For a more specific example, let’s take a closer look at an opportunity my company encountered around this time. Please note that I share this example to highlight the importance of following the market and capitalizing on opportunities.
In the early 2010s, we bought some lots for $12,000 and $18,000 and were able to build some strong rental properties on them. Below is the financial breakdown of one of these properties:
Finished Appraised Value: $159,000
Down Payment: $18,000 (in this case, it was lot equity only)
Amount Borrowed: $127,200
Monthly Rent: $1,250
Monthly Payment: $742
Monthly Free Cash Flow: $248
There are several advantages to this deal. Because I had paid cash for the lot, I was able to use it as equity, and it functioned as my down payment—only 11%! Additionally, the bank I worked with gave me a loan that was 80% of the finished appraised value, which was a huge advantage. Some banks won’t loan on the finished appraised value and will only loan on the actual construction cost—it’s important that you have enough market and relational savvy to find a bank that will work with you on this. Finally, I had a great general contractor that I knew could get the construction done at a fair, fixed price and with high quality.
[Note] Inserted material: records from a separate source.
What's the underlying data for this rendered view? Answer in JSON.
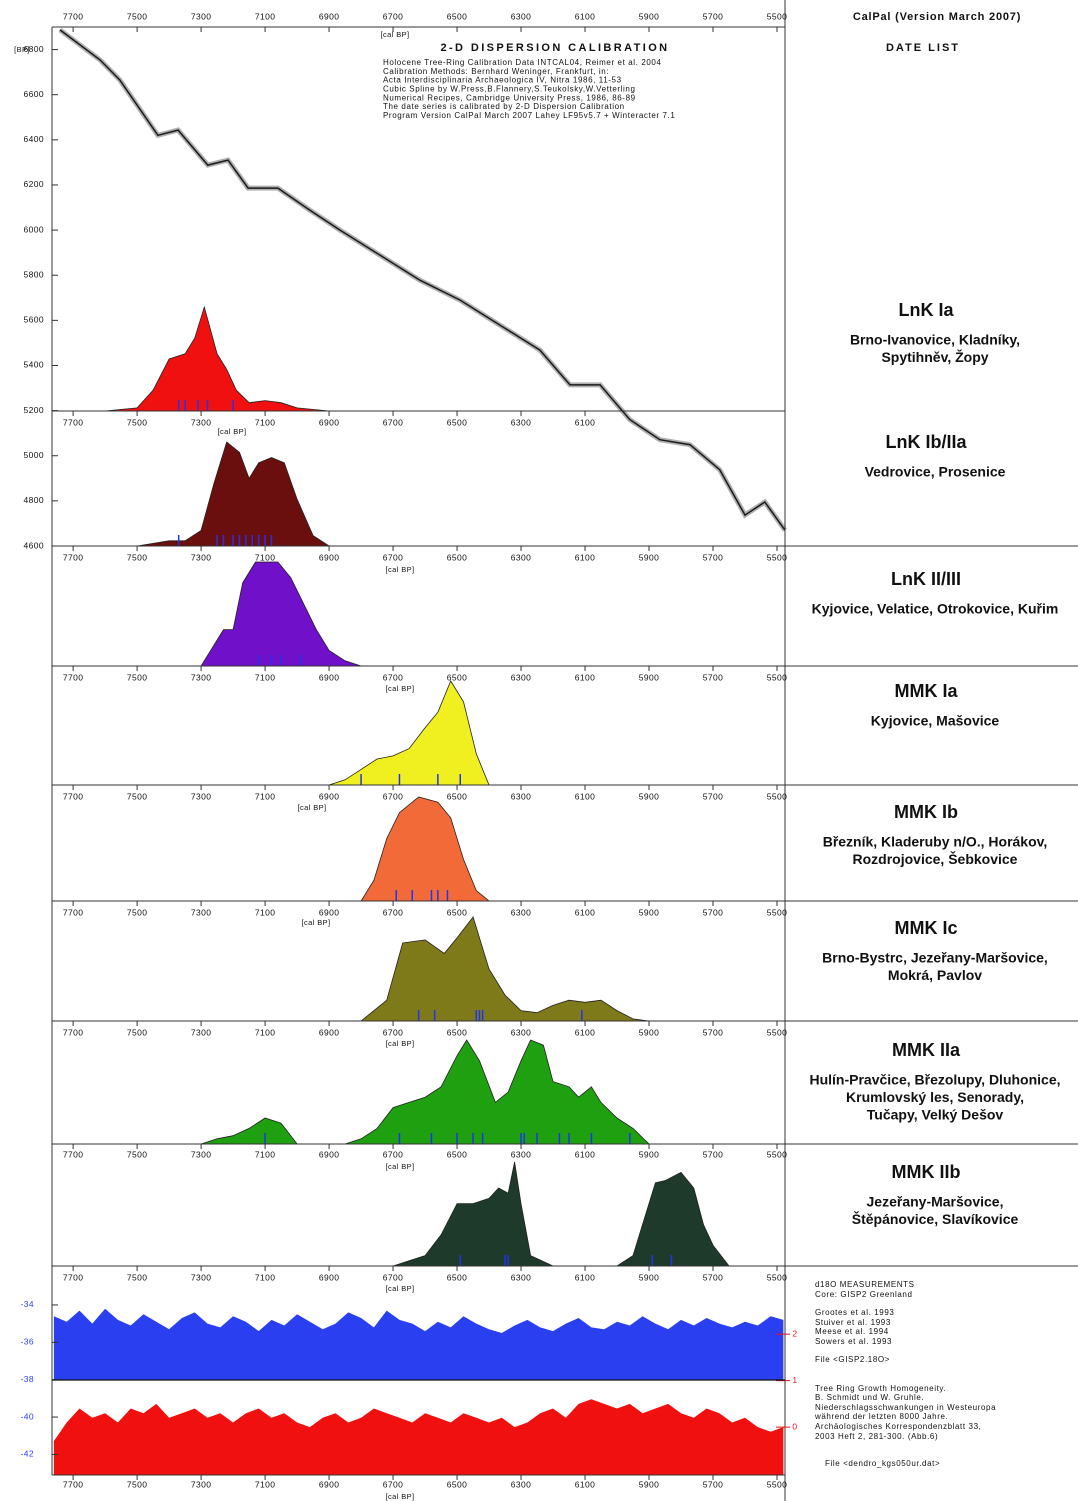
{
  "header": {
    "app": "CalPal (Version March 2007)",
    "list_title": "DATE LIST"
  },
  "chart_data": [
    {
      "type": "line",
      "title": "2-D DISPERSION CALIBRATION",
      "notes": [
        "Holocene Tree-Ring Calibration Data INTCAL04, Reimer et al. 2004",
        "Calibration Methods: Bernhard Weninger, Frankfurt, in:",
        "Acta Interdisciplinaria Archaeologica IV, Nitra 1986, 11-53",
        "Cubic Spline by W.Press,B.Flannery,S.Teukolsky,W.Vetterling",
        "Numerical Recipes, Cambridge University Press, 1986, 86-89",
        "The date series is calibrated by 2-D Dispersion Calibration",
        "Program Version CalPal March 2007 Lahey LF95v5.7 + Winteracter 7.1"
      ],
      "xlabel": "[cal BP]",
      "ylabel": "[BP]",
      "xlim": [
        7766,
        5475
      ],
      "xticks": [
        7700,
        7500,
        7300,
        7100,
        6900,
        6700,
        6500,
        6300,
        6100,
        5900,
        5700,
        5500
      ],
      "ylim": [
        4600,
        6900
      ],
      "yticks": [
        4600,
        4800,
        5000,
        5200,
        5400,
        5600,
        5800,
        6000,
        6200,
        6400,
        6600,
        6800
      ],
      "color": "#1a1a1a",
      "x": [
        7741,
        7616,
        7554,
        7435,
        7372,
        7279,
        7216,
        7153,
        7060,
        6960,
        6866,
        6741,
        6616,
        6491,
        6366,
        6241,
        6147,
        6053,
        5960,
        5866,
        5772,
        5679,
        5600,
        5538,
        5475
      ],
      "values": [
        6887,
        6754,
        6665,
        6420,
        6443,
        6288,
        6310,
        6186,
        6186,
        6088,
        6000,
        5889,
        5778,
        5690,
        5579,
        5468,
        5314,
        5314,
        5160,
        5071,
        5049,
        4938,
        4737,
        4795,
        4670
      ]
    },
    {
      "type": "area",
      "name": "LnK Ia",
      "sites": [
        "Brno-Ivanovice, Kladníky,",
        "Spytihněv, Žopy"
      ],
      "color": "#f01010",
      "date_color": "#2233ee",
      "ylim": [
        0,
        100
      ],
      "x": [
        7600,
        7500,
        7450,
        7400,
        7350,
        7320,
        7290,
        7250,
        7220,
        7190,
        7150,
        7100,
        7050,
        7000,
        6900
      ],
      "values": [
        0,
        3,
        20,
        50,
        55,
        70,
        100,
        55,
        40,
        20,
        8,
        10,
        8,
        3,
        0
      ],
      "dates": [
        7370,
        7350,
        7310,
        7280,
        7200
      ]
    },
    {
      "type": "area",
      "name": "LnK Ib/IIa",
      "sites": [
        "Vedrovice, Prosenice"
      ],
      "color": "#6b0e0e",
      "date_color": "#2233ee",
      "ylim": [
        0,
        100
      ],
      "xlabel": "[cal BP]",
      "xlim": [
        7766,
        5475
      ],
      "xticks": [
        7700,
        7500,
        7300,
        7100,
        6900,
        6700,
        6500,
        6300,
        6100
      ],
      "x": [
        7500,
        7400,
        7350,
        7300,
        7260,
        7220,
        7180,
        7150,
        7120,
        7080,
        7040,
        7000,
        6950,
        6900
      ],
      "values": [
        0,
        5,
        5,
        15,
        60,
        100,
        90,
        65,
        80,
        85,
        80,
        45,
        10,
        0
      ],
      "dates": [
        7370,
        7250,
        7230,
        7200,
        7180,
        7160,
        7140,
        7120,
        7100,
        7080
      ]
    },
    {
      "type": "area",
      "name": "LnK II/III",
      "sites": [
        "Kyjovice, Velatice, Otrokovice, Kuřim"
      ],
      "color": "#7010c8",
      "date_color": "#2233ee",
      "ylim": [
        0,
        100
      ],
      "xlabel": "[cal BP]",
      "xlim": [
        7766,
        5475
      ],
      "xticks": [
        7700,
        7500,
        7300,
        7100,
        6900,
        6700,
        6500,
        6300,
        6100,
        5900,
        5700,
        5500
      ],
      "x": [
        7300,
        7260,
        7230,
        7200,
        7170,
        7130,
        7060,
        7020,
        6980,
        6940,
        6900,
        6850,
        6800
      ],
      "values": [
        0,
        20,
        35,
        35,
        80,
        100,
        100,
        85,
        60,
        35,
        15,
        5,
        0
      ],
      "dates": [
        7120,
        7080,
        7050,
        6990
      ]
    },
    {
      "type": "area",
      "name": "MMK Ia",
      "sites": [
        "Kyjovice, Mašovice"
      ],
      "color": "#f0f020",
      "date_color": "#2233ee",
      "ylim": [
        0,
        100
      ],
      "xlabel": "[cal BP]",
      "xlim": [
        7766,
        5475
      ],
      "xticks": [
        7700,
        7500,
        7300,
        7100,
        6900,
        6700,
        6500,
        6300,
        6100,
        5900,
        5700,
        5500
      ],
      "x": [
        6900,
        6850,
        6800,
        6750,
        6700,
        6650,
        6600,
        6560,
        6520,
        6480,
        6440,
        6400
      ],
      "values": [
        0,
        5,
        15,
        25,
        28,
        35,
        55,
        70,
        100,
        80,
        30,
        0
      ],
      "dates": [
        6800,
        6680,
        6560,
        6490
      ]
    },
    {
      "type": "area",
      "name": "MMK Ib",
      "sites": [
        "Březník, Kladeruby n/O., Horákov,",
        "Rozdrojovice, Šebkovice"
      ],
      "color": "#f26a38",
      "date_color": "#2233ee",
      "ylim": [
        0,
        100
      ],
      "xlabel": "[cal BP]",
      "xlim": [
        7766,
        5475
      ],
      "xticks": [
        7700,
        7500,
        7300,
        7100,
        6900,
        6700,
        6500,
        6300,
        6100,
        5900,
        5700,
        5500
      ],
      "x": [
        6800,
        6760,
        6720,
        6680,
        6620,
        6560,
        6520,
        6480,
        6440,
        6400
      ],
      "values": [
        0,
        20,
        60,
        85,
        100,
        95,
        80,
        40,
        10,
        0
      ],
      "dates": [
        6690,
        6640,
        6580,
        6560,
        6530
      ]
    },
    {
      "type": "area",
      "name": "MMK Ic",
      "sites": [
        "Brno-Bystrc, Jezeřany-Maršovice,",
        "Mokrá, Pavlov"
      ],
      "color": "#7e7a1a",
      "date_color": "#2233ee",
      "ylim": [
        0,
        100
      ],
      "xlabel": "[cal BP]",
      "xlim": [
        7766,
        5475
      ],
      "xticks": [
        7700,
        7500,
        7300,
        7100,
        6900,
        6700,
        6500,
        6300,
        6100,
        5900,
        5700,
        5500
      ],
      "x": [
        6800,
        6720,
        6670,
        6600,
        6540,
        6500,
        6450,
        6400,
        6350,
        6300,
        6250,
        6200,
        6150,
        6100,
        6050,
        6000,
        5950,
        5900
      ],
      "values": [
        0,
        20,
        75,
        78,
        65,
        80,
        100,
        50,
        25,
        10,
        8,
        15,
        20,
        18,
        20,
        10,
        2,
        0
      ],
      "dates": [
        6620,
        6570,
        6440,
        6430,
        6420,
        6110
      ]
    },
    {
      "type": "area",
      "name": "MMK IIa",
      "sites": [
        "Hulín-Pravčice, Březolupy, Dluhonice,",
        "Krumlovský les, Senorady,",
        "Tučapy, Velký Dešov"
      ],
      "color": "#1ea010",
      "date_color": "#2233ee",
      "ylim": [
        0,
        100
      ],
      "xlabel": "[cal BP]",
      "xlim": [
        7766,
        5475
      ],
      "xticks": [
        7700,
        7500,
        7300,
        7100,
        6900,
        6700,
        6500,
        6300,
        6100,
        5900,
        5700,
        5500
      ],
      "x": [
        7300,
        7250,
        7200,
        7150,
        7100,
        7050,
        7000,
        6850,
        6800,
        6750,
        6700,
        6650,
        6600,
        6550,
        6500,
        6470,
        6430,
        6380,
        6340,
        6300,
        6270,
        6230,
        6200,
        6150,
        6120,
        6080,
        6050,
        6000,
        5950,
        5900
      ],
      "values": [
        0,
        5,
        8,
        15,
        25,
        20,
        0,
        0,
        5,
        15,
        35,
        40,
        45,
        55,
        85,
        100,
        80,
        40,
        50,
        80,
        100,
        95,
        60,
        55,
        45,
        55,
        40,
        25,
        15,
        0
      ],
      "dates": [
        7100,
        6680,
        6580,
        6500,
        6450,
        6420,
        6300,
        6290,
        6250,
        6180,
        6150,
        6080,
        5960
      ]
    },
    {
      "type": "area",
      "name": "MMK IIb",
      "sites": [
        "Jezeřany-Maršovice,",
        "Štěpánovice, Slavíkovice"
      ],
      "color": "#1e3a2a",
      "date_color": "#2233ee",
      "ylim": [
        0,
        100
      ],
      "xlabel": "[cal BP]",
      "xlim": [
        7766,
        5475
      ],
      "xticks": [
        7700,
        7500,
        7300,
        7100,
        6900,
        6700,
        6500,
        6300,
        6100,
        5900,
        5700,
        5500
      ],
      "x": [
        6700,
        6650,
        6600,
        6550,
        6500,
        6450,
        6400,
        6370,
        6340,
        6320,
        6300,
        6270,
        6200,
        6000,
        5950,
        5920,
        5880,
        5850,
        5800,
        5760,
        5730,
        5700,
        5650
      ],
      "values": [
        0,
        5,
        10,
        30,
        60,
        60,
        65,
        75,
        70,
        100,
        60,
        10,
        0,
        0,
        10,
        40,
        80,
        82,
        90,
        75,
        40,
        20,
        0
      ],
      "dates": [
        6490,
        6350,
        6340,
        5890,
        5830
      ]
    },
    {
      "type": "area",
      "d18o_notes": [
        "d18O MEASUREMENTS",
        "Core: GISP2 Greenland",
        "Grootes et al. 1993",
        "Stuiver et al. 1993",
        "Meese et al. 1994",
        "Sowers et al. 1993",
        "File <GISP2.18O>"
      ],
      "tree_ring_notes": [
        "Tree Ring Growth Homogeneity.",
        "B. Schmidt und W. Gruhle.",
        "Niederschlagsschwankungen in Westeuropa",
        "während der letzten 8000 Jahre.",
        "Archäologisches Korrespondenzblatt 33,",
        "2003 Heft 2, 281-300. (Abb.6)",
        "File <dendro_kgs050ur.dat>"
      ],
      "xlabel": "[cal BP]",
      "xlim": [
        7766,
        5475
      ],
      "xticks": [
        7700,
        7500,
        7300,
        7100,
        6900,
        6700,
        6500,
        6300,
        6100,
        5900,
        5700,
        5500
      ],
      "ylim": [
        -43.1,
        -33.2
      ],
      "yticks": [
        -42,
        -40,
        -38,
        -36,
        -34
      ],
      "y2lim": [
        -1.03,
        2.95
      ],
      "y2ticks": [
        0,
        1,
        2
      ],
      "x": [
        7760,
        7720,
        7680,
        7640,
        7600,
        7560,
        7520,
        7480,
        7440,
        7400,
        7360,
        7320,
        7280,
        7240,
        7200,
        7160,
        7120,
        7080,
        7040,
        7000,
        6960,
        6920,
        6880,
        6840,
        6800,
        6760,
        6720,
        6680,
        6640,
        6600,
        6560,
        6520,
        6480,
        6440,
        6400,
        6360,
        6320,
        6280,
        6240,
        6200,
        6160,
        6120,
        6080,
        6040,
        6000,
        5960,
        5920,
        5880,
        5840,
        5800,
        5760,
        5720,
        5680,
        5640,
        5600,
        5560,
        5520,
        5480
      ],
      "series": [
        {
          "color": "#2a3ff0",
          "values": [
            -34.6,
            -34.9,
            -34.3,
            -35.0,
            -34.2,
            -34.8,
            -35.1,
            -34.5,
            -34.9,
            -35.3,
            -34.7,
            -34.4,
            -35.0,
            -35.2,
            -34.6,
            -34.9,
            -35.4,
            -34.8,
            -35.1,
            -34.5,
            -34.9,
            -35.3,
            -35.0,
            -34.4,
            -34.7,
            -35.2,
            -34.3,
            -34.8,
            -35.0,
            -35.4,
            -34.9,
            -35.2,
            -34.6,
            -35.0,
            -35.3,
            -35.5,
            -35.1,
            -34.8,
            -35.2,
            -35.4,
            -35.0,
            -34.7,
            -35.2,
            -35.3,
            -34.9,
            -35.1,
            -34.6,
            -35.0,
            -35.3,
            -34.8,
            -35.1,
            -34.7,
            -35.0,
            -35.2,
            -34.9,
            -35.1,
            -34.6,
            -34.8
          ]
        },
        {
          "color": "#f01010",
          "axis": "y2",
          "values": [
            -0.3,
            0.1,
            0.4,
            0.2,
            0.3,
            0.1,
            0.4,
            0.3,
            0.5,
            0.2,
            0.3,
            0.4,
            0.2,
            0.3,
            0.1,
            0.3,
            0.4,
            0.2,
            0.3,
            0.1,
            0.0,
            0.2,
            0.3,
            0.1,
            0.2,
            0.4,
            0.3,
            0.2,
            0.1,
            0.3,
            0.2,
            0.1,
            0.3,
            0.2,
            0.1,
            0.2,
            0.0,
            0.1,
            0.3,
            0.4,
            0.2,
            0.5,
            0.6,
            0.5,
            0.4,
            0.5,
            0.3,
            0.4,
            0.5,
            0.3,
            0.2,
            0.4,
            0.3,
            0.1,
            0.2,
            0.0,
            -0.1,
            0.0
          ]
        }
      ]
    }
  ]
}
All this to say: sometimes just being aware of market opportunities is pretty powerful. Beyond awareness, it’s also essential to have a good relationship with a general contractor to help build on lots for a fixed, quality price, as well as a good relationship with a realtor who can help navigate deals. Oftentimes, the relationships around you can help you gain access to more opportunities. At the same time, however, you have to be able to maximize those opportunities and hone your investment skills. Watching the market and knowing how to take advantage of what deals may present themselves is often difficult and requires lots of hard work and due diligence. I do think that in almost every market, there are opportunities if you are willing to put in the hard work of looking for them. I would also say that the scenario that I described above was probably a once-in-a-lifetime event. I’m not sure we’ll ever see real estate devaluation to that extreme again. That’s largely due to banking standards changing so radically after the 2007 recession.